At CommonWealth, we remain focused on
successfully executing on our business plan to enhance value for
all CommonWealth shareholders. Specifically, CommonWealth is
positioning itself to best capitalize on a rebound in the office
building real estate market by realigning the portfolio more
towards large Class A office properties in urban or CBD, locations
and away from suburban office and industrial properties; enhancing
CommonWealth's financial strength by taking actions to pay down
indebtedness.
As previously announced, the CommonWealth
Board of Trustees, in collaboration with its advisors, continues to
review both the Corvex/Related Group’s consent solicitation and the
proposals and demands outlined in its March 28, 2013 letter.
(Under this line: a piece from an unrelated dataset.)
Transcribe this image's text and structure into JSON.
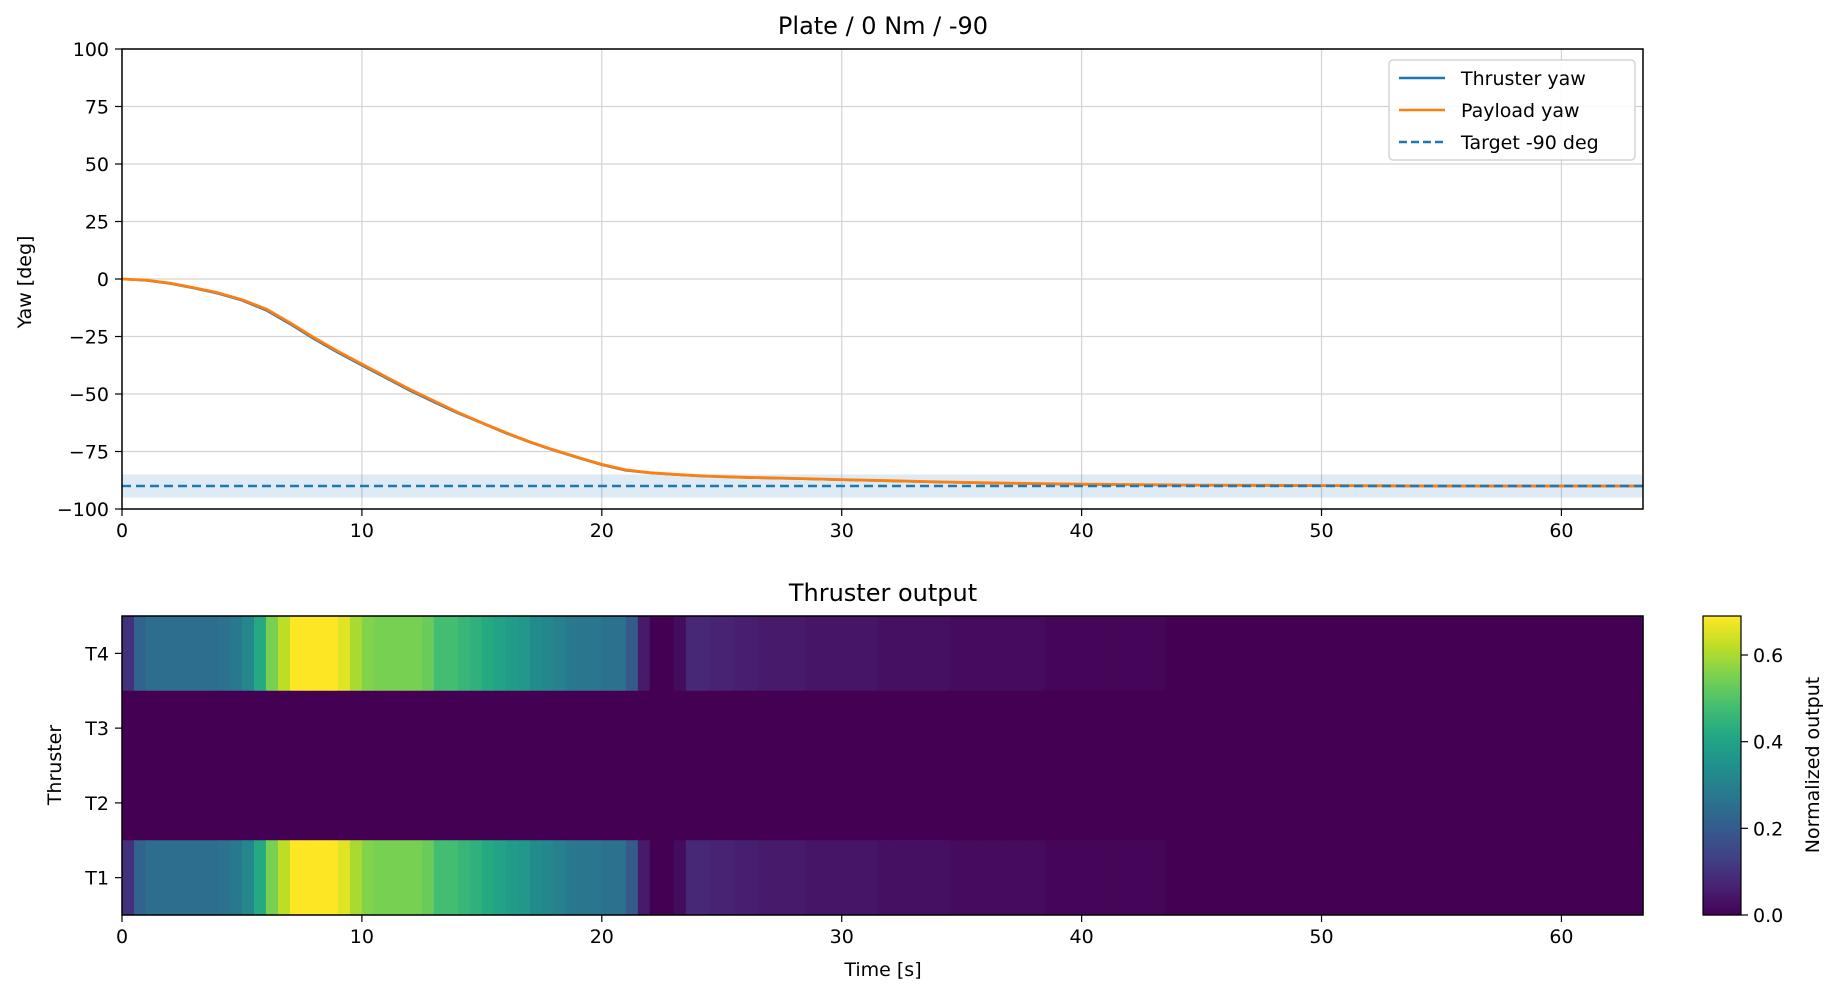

Consistent with its fiduciary duties, the CommonWealth Board of
Trustees will pursue the course of action that it believes is in
the best interests of CommonWealth and its shareholders.
The CommonWealth Board notes that, despite
having more than one month to secure and obtain debt or equity
financing to fund their purported offer from February 27, 2013, the
Corvex/Related Group does not appear to have done so prior to
making its latest purported offer. The CommonWealth Board also
notes that it is not surprised by the Corvex/Related Group’s
statements given their continued efforts to seize control of the
Company through their purported offer of $24.50 per share, which is
significantly lower than the approximately $40 to $55 per share
value they placed on CommonWealth as of February 25, 2013. Lastly,
the Board believes that removal of the entire CommonWealth Board of
Trustees would disrupt the continued successful execution of
Commonwealth’s strategic plan and only advance the interests of the
Corvex/Related Group at the expense of all CommonWealth
shareholders.
The Company, its Trustees and certain of its executive officers
and Reit Management & Research LLC and certain of its
directors, officers and employees may be deemed to be participants
in the solicitation of consent revocations from shareholders in
connection with the consent solicitation being conducted by the
Corvex/Related Group (the "Consent Solicitation"). On April 1,
2013, the Company filed a revised preliminary consent revocation
statement with the SEC in response to the Consent Solicitation. The
Company will furnish a definitive consent revocation statement to
its shareholders, together with a BLUE consent revocation card,
when they become available. SHAREHOLDERS ARE URGED TO READ THE
CONSENT REVOCATION STATEMENT (INCLUDING ANY AMENDMENTS OR
SUPPLEMENTS THERETO) AND ANY OTHER RELEVANT DOCUMENTS THAT THE
COMPANY WILL FILE WITH THE SEC WHEN THEY BECOME AVAILABLE BECAUSE
THEY WILL CONTAIN IMPORTANT INFORMATION. Additional information
regarding the identity of these potential participants and their
direct or indirect interests, by share holdings or otherwise, is
set forth in the revised preliminary consent revocation statement
and other materials to be filed with the SEC in connection with the
Consent Solicitation.
Shareholders will be able to obtain, free of charge, copies of
the consent revocation statement and any other documents to be
filed by the Company with the SEC in connection with the Consent
Solicitation at the SEC's website (http://www.sec.gov), at the
Company's website (http://www.cwhreit.com) or by requesting
materials from the firm assisting the Company in the solicitation
of consent revocations, Innisfree M&A Incorporated, toll-free
at 877-750-5836.
A Maryland Real Estate Investment Trust with
transferable shares of beneficial interest listed on the New York
Stock Exchange. No shareholder, Trustee or officer is personally
liable for any act or obligation of the Trust.